Hudson took a step forward, but before he could speak I lifted a hand to silence the group. I was only a specialist, but I outranked all of them. They paused to look at me.
I could tell morale was low. That wasn’t unusual in Legion Varus, but I didn’t like being the cause of it.
“Look,” I said. “We’ve had a bad day, but we’re marching in the right direction now. We’re going to kill these squids and their pet freaks, not colonists from Earth.”

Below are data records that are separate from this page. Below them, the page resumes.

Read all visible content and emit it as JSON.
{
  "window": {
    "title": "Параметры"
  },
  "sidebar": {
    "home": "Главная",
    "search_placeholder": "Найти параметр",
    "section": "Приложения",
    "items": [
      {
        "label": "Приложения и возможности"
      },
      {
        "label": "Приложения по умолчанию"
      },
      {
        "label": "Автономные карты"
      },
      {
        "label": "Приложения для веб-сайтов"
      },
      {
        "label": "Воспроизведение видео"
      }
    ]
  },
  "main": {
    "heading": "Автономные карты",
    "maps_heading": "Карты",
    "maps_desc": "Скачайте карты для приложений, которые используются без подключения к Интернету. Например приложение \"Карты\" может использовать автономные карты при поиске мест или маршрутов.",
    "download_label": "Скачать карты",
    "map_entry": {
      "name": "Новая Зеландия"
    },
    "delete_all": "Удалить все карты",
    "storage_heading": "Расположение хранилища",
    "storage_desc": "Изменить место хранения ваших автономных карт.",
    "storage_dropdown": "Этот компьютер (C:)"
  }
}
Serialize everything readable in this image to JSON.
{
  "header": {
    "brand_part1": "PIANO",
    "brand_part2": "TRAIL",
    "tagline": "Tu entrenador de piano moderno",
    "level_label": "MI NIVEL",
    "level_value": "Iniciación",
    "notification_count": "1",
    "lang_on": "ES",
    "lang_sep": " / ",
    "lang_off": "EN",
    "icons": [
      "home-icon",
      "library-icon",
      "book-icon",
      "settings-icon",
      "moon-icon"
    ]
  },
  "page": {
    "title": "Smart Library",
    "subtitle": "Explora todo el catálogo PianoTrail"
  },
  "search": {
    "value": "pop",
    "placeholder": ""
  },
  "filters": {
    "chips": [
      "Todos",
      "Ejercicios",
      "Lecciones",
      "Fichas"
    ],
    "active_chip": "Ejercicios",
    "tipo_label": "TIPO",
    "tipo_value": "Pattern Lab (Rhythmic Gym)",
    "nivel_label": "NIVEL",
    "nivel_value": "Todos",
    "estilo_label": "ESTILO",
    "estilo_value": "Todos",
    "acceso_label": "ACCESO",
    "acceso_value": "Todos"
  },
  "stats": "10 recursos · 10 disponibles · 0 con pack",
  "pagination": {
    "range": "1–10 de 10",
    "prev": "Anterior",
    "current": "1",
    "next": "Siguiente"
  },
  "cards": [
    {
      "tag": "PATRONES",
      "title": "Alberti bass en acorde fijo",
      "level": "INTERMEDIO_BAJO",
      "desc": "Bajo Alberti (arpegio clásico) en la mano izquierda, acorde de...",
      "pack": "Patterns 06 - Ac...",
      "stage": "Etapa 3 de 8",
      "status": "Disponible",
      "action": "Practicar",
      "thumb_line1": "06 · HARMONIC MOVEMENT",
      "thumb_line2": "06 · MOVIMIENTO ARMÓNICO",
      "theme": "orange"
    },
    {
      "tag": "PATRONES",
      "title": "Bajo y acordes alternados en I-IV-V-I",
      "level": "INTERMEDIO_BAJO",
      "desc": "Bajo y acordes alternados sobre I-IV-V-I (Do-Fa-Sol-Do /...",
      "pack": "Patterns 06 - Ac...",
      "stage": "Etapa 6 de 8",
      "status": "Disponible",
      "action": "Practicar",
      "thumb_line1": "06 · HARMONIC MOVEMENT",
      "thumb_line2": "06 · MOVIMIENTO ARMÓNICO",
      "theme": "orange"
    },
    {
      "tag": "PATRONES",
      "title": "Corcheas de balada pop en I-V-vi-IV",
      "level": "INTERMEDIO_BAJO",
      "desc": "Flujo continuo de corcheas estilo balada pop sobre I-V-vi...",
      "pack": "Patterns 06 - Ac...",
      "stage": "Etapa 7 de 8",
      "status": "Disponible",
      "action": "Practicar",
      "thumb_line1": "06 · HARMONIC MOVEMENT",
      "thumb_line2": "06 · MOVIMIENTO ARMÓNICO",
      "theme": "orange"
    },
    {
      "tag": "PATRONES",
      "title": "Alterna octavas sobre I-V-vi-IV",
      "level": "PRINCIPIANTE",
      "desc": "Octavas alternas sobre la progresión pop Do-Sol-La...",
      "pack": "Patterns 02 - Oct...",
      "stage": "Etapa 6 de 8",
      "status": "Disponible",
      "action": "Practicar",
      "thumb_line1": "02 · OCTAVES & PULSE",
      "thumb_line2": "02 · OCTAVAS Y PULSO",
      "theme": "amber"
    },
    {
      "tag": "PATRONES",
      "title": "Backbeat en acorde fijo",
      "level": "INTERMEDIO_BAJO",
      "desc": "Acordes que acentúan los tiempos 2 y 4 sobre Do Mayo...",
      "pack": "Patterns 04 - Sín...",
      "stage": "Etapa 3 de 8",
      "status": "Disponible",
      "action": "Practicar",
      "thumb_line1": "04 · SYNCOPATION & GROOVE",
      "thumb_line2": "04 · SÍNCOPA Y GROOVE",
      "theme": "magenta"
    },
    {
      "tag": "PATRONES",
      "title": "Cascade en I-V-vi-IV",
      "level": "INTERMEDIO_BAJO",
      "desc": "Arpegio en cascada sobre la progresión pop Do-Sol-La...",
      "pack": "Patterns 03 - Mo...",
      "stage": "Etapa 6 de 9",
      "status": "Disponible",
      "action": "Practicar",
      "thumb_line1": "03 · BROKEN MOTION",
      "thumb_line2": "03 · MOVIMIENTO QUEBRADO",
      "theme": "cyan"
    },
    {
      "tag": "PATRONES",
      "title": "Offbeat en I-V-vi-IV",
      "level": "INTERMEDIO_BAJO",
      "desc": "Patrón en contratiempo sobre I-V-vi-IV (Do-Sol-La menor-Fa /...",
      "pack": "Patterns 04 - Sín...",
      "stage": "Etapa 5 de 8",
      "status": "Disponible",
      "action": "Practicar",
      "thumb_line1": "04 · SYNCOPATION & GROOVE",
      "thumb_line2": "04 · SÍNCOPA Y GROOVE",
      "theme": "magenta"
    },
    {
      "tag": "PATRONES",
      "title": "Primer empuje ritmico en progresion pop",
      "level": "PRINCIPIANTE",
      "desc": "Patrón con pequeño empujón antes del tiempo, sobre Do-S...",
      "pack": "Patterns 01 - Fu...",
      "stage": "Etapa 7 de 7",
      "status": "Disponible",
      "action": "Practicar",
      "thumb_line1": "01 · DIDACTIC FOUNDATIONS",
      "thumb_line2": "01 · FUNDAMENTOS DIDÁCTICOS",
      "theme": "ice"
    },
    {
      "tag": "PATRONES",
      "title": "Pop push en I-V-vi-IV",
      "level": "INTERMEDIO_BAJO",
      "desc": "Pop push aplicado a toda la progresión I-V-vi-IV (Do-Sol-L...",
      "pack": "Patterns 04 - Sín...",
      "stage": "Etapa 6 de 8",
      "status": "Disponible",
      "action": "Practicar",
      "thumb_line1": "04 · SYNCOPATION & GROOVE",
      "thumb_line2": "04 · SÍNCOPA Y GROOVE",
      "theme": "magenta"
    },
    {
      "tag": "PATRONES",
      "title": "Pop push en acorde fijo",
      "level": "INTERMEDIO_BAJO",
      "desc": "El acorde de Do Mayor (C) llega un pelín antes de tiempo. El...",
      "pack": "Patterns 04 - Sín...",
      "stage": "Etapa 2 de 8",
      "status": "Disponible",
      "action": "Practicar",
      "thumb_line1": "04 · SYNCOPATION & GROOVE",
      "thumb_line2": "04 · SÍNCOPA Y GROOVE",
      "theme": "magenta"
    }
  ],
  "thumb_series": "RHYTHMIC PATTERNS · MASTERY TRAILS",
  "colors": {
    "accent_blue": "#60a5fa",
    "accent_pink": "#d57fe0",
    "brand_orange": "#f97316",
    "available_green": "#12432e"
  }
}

“That was your plan, wasn’t it?” asked Carlos, squinting at me. “I see it all now. You’re not just having fun—you’re on a crusade. Well, count me out. I don’t want to be involved with another of your lost causes.”
“You sure?” I asked him. “I’ve seen the colonist girls, you know. They’re pretty hot. They’ll be grateful if we save them all.”
Carlos chewed on that one. I knew he’d been having fantasies about innocent colonists all the way out here in Corvus.
“They don’t seem very friendly,” he said.
“Let’s find out.”
I turned and kept marching. The rest fell behind me. They were still grumbling, but at least no one was kicking me in the butt. I hoped we’d pull together before we made contact with the enemy.
My hopes were dashed when we reached the top of a rise and bellied up to have a look. I could see the ship and, at this close range, the shimmering shields were visible to the naked eye. The shields looked like a shell of rain that fell endlessly over the ship but never touched it.
“Turn on your suits and transmit,” I said quietly. I needn’t have bothered. Everyone was working their tappers, taking stills and transmitting vids.
Something strange loomed up among the thick foliage directly to the east of us. It wasn’t anything I’d seen before.
Impossibly tall, thin and man-like, the creature had dangling limbs with oversized hands and feet. Naked except for a flap of leathery cloth wound around its narrow midsection, it had no weapons that we could see. The face was even odder than the body. Nostrils the size of credit-pieces quivered in a nose that was as large and protruding as a normal man’s elbow. Red-rimmed eyes like coals stared at us over that nose.